Earlier this evening we identified one of our Cisco switch stacks misbehaving causing a constant stream of stack reconverges – this constant reconverge event has been causing layer 2 network instability for traffic flowing via the stack of nine switches.
We have just completed a physical inspection of all stack cables, including full reseating of cables as per Cisco’s guidelines – however the problem still persists.
It is possible that the stack issues are caused via a software fault within the Cisco IOS software.
We are currently applying an upgrade to the switch stack and will reboot the full stack afterwards to activate the changes.
Cisco advise doing this as a full cold reboot by removing the power from the stack members so this reload will take longer than usual.
Any customers connected to a different switch stack will only see a momentary outage during a layer 2 reconvergence.
Customers directly connected to switch stack DS-101 will see a total outage for up to 15 minutes.

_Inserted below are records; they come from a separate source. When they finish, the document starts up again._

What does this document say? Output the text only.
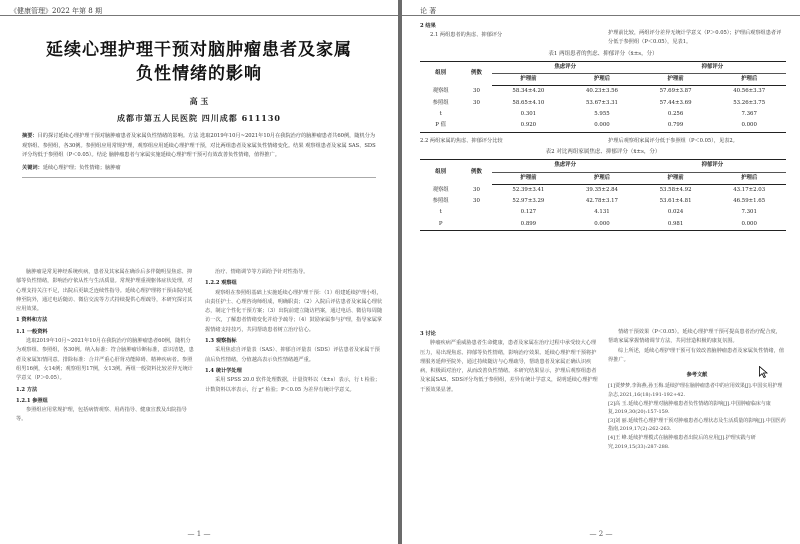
《健康管理》2022 年第 8 期
延续心理护理干预对脑肿瘤患者及家属负性情绪的影响
高 玉
成都市第五人民医院 四川成都 611130
摘要：目的探讨延续心理护理干预对脑肿瘤患者及家属负性情绪的影响。方法 选取2019年10月~2021年10月在我院治疗的脑肿瘤患者共60例，随机分为观察组、参照组，各30例。参照组应用常规护理，观察组应用延续心理护理干预，对比两组患者及家属负性情绪变化。结果 观察组患者及家属 SAS、SDS 评分均低于参照组（P＜0.05）。结论 脑肿瘤患者与家属实施延续心理护理干预可有效改善负性情绪，值得推广。
关键词：延续心理护理；负性情绪；脑肿瘤
脑肿瘤是常见神经系统疾病，患者及其家属在确诊后多伴随明显焦虑、抑郁等负性情绪，影响治疗依从性与生活质量。常规护理重视躯体症状处理，对心理支持关注不足，出院后更缺乏连续性指导。延续心理护理将干预由院内延伸至院外，通过电话随访、微信交流等方式持续提供心理疏导，本研究探讨其应用效果。
1 资料和方法
1.1 一般资料
选取2019年10月~2021年10月在我院治疗的脑肿瘤患者60例，随机分为观察组、参照组，各30例。纳入标准：符合脑肿瘤诊断标准，意识清楚，患者及家属知情同意。排除标准：合并严重心肝肾功能障碍、精神疾病者。参照组男16例，女14例；观察组男17例，女13例。两组一般资料比较差异无统计学意义（P＞0.05）。
1.2 方法
1.2.1 参照组
参照组应用常规护理，包括病情观察、用药指导、健康宣教及出院指导等。
治疗、情绪调节等方面给予针对性指导。
1.2.2 观察组
观察组在参照组基础上实施延续心理护理干预：（1）组建延续护理小组，由责任护士、心理咨询师组成，明确职责；（2）入院后评估患者及家属心理状态，制定个性化干预方案；（3）出院前建立随访档案，通过电话、微信每周随访一次，了解患者情绪变化并给予疏导；（4）鼓励家属参与护理，指导家属掌握情绪支持技巧，共同帮助患者树立治疗信心。
1.3 观察指标
采用焦虑自评量表（SAS）、抑郁自评量表（SDS）评估患者及家属干预前后负性情绪，分值越高表示负性情绪越严重。
1.4 统计学处理
采用 SPSS 20.0 软件处理数据，计量资料以（x̄±s）表示，行 t 检验；计数资料以率表示，行 χ² 检验；P＜0.05 为差异有统计学意义。
— 1 —
论 著
2 结果
2.1 两组患者的焦虑、抑郁评分	护理前比较，两组评分差异无统计学意义（P＞0.05）；护理后观察组患者评分低于参照组（P＜0.05），见表1。
表1 两组患者的焦虑、抑郁评分（x̄±s，分）
组别	例数	焦虑评分		抑郁评分	
		护理前	护理后	护理前	护理后
观察组	30	58.34±4.20	40.23±3.56	57.69±3.87	40.56±3.37
参照组	30	58.65±4.10	53.67±3.31	57.44±3.69	53.26±3.75
t		0.301	5.955	0.256	7.367
P 值		0.920	0.000	0.799	0.000
2.2 两组家属的焦虑、抑郁评分比较	护理后观察组家属评分低于参照组（P＜0.05），见表2。
表2 对比两组家属焦虑、抑郁评分（x̄±s，分）
组别	例数	焦虑评分		抑郁评分	
		护理前	护理后	护理前	护理后
观察组	30	52.39±3.41	39.35±2.84	53.58±4.92	43.17±2.03
参照组	30	52.97±3.29	42.78±3.17	53.61±4.81	46.59±1.65
t		0.127	4.131	0.024	7.301
P		0.899	0.000	0.981	0.000
3 讨论
肿瘤疾病严重威胁患者生命健康，患者及家属在治疗过程中承受较大心理压力，易出现焦虑、抑郁等负性情绪，影响治疗效果。延续心理护理干预将护理服务延伸至院外，通过持续随访与心理疏导，帮助患者及家属正确认识疾病，积极面对治疗，从而改善负性情绪。本研究结果显示，护理后观察组患者及家属SAS、SDS评分均低于参照组，差异有统计学意义，说明延续心理护理干预效果显著。
情绪干预效果（P＜0.05）。延续心理护理干预可提高患者治疗配合度，帮助家属掌握情绪调节方法，共同营造积极的康复氛围。
综上所述，延续心理护理干预可有效改善脑肿瘤患者及家属负性情绪，值得推广。
参考文献
[1]贾梦梦,李海燕,孙玉梅.延续护理在脑肿瘤患者中的应用效果[J].中国实用护理杂志,2021,16(18):191-192+42.
[2]高 玉.延续心理护理对脑肿瘤患者负性情绪的影响[J].中国肿瘤临床与康复,2019,30(20):157-159.
[3]刘 丽.延续性心理护理干预对肿瘤患者心理状态及生活质量的影响[J].中国医药指南,2019,17(2):262-263.
[4]王 峰.延续护理模式在脑肿瘤患者出院后的应用[J].护理实践与研究,2019,15(33):287-288.
— 2 —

The symptoms of the stack issue is hampering our ability to update the software quickly… we are almost ready to reboot the stack.
We are now rebooting the affected switch stack as per Cisco guidelines.
This switch stack is still showing issues despite swapping out of parts overnight. We have taken the decision to retire the entire stack from service.
Customers will be moved port-by-port to other switches.
All layer 3 operations on the stack were moved during office hours today, and all high profile ports have been migrated to new switches.
Some lower profile ports still remain and will be migrated during the week.
The switch stack is no longer part of our ring network and will be fully decommissioned shortly.